Provide remote monitoring and management of guests, without the need to install software in every guest.
Provide infrastructure HA on the cloud level.
In the cloud, when workloads get moved and not redeveloped, they will run fine until the cloud has an issue, and customers will then start to request HA. Or customers will run the cloud as backup for the data center, getting availability at lower systems cost, but higher cost of operations.
Elastic Cloud is Not Assured
These latter customers will look into automatization of their systems or figure out the elastics of the cloud as backup is not a given. Ask the Japanese companies who have tried to activate their cloud backups all at once, while the cloud was suffering downtime at the same time. All of this means customers will need a structural solution and those rigid SLAs.
However, getting HA actually in the cloud will bring HA to every application running on the cloud infrastructure, at a modest cost. Such a deployment would be easy to handle, without the need of special setups and special consultants *plus* giving customers the flexibility of the cloud and the option to think about clusters and workload optimization.
All Systems Impacted
It's not just mission-critical systems we're talking about. With HA capabilities available right inside enterprise Linux platforms, there's a very real cost-benefit to using those native HA features rather than tacking on an expensive, proprietary HA tool-set. By abstracting the cost out of the equation, we're seeing HA being applied at servers out on the edges, like file, mail, and print servers.

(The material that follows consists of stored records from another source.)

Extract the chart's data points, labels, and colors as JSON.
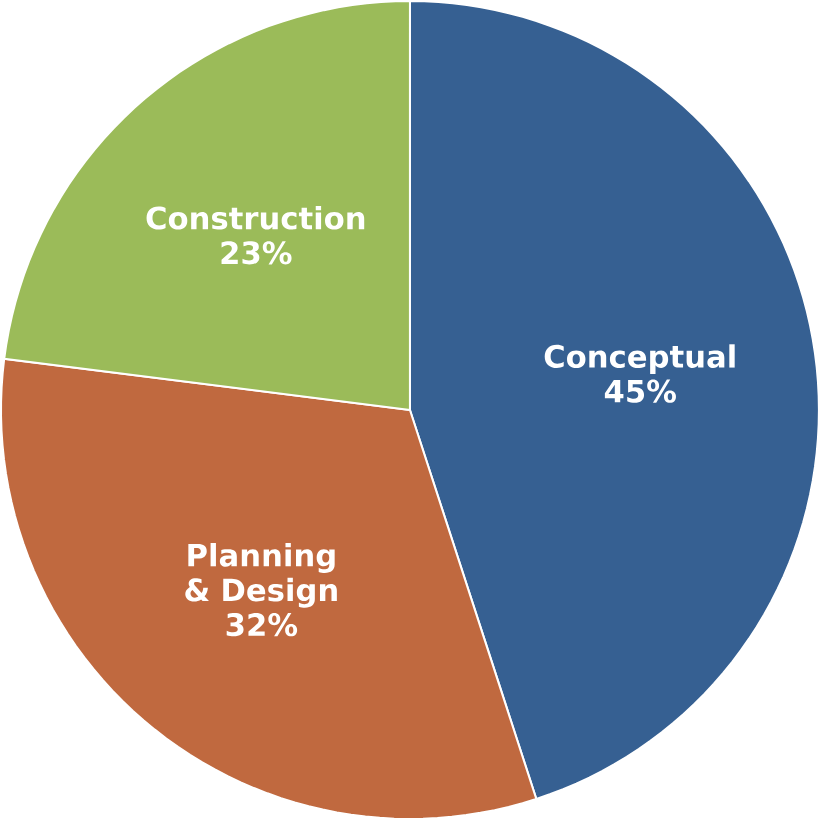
{
  "chart_data": {
    "type": "pie",
    "categories": [
      "Conceptual",
      "Planning & Design",
      "Construction"
    ],
    "values": [
      45,
      32,
      23
    ],
    "value_labels": [
      "45%",
      "32%",
      "23%"
    ],
    "colors": [
      "#366092",
      "#c0693f",
      "#9bbb59"
    ]
  }
}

That may seem like overkill, but when data and information flow is a critical part of any business process these days, who wants to lose time and money when the e-mail system crashes? The days of tolerating unavailability are moving behind us.
The real story is that no server is expendable anymore. Business and IT are so closely intertwined, no failure is acceptable now. HA may not be loud and noisy like the hype about cloud computing, but it is still as an important part of the IT narrative than ever.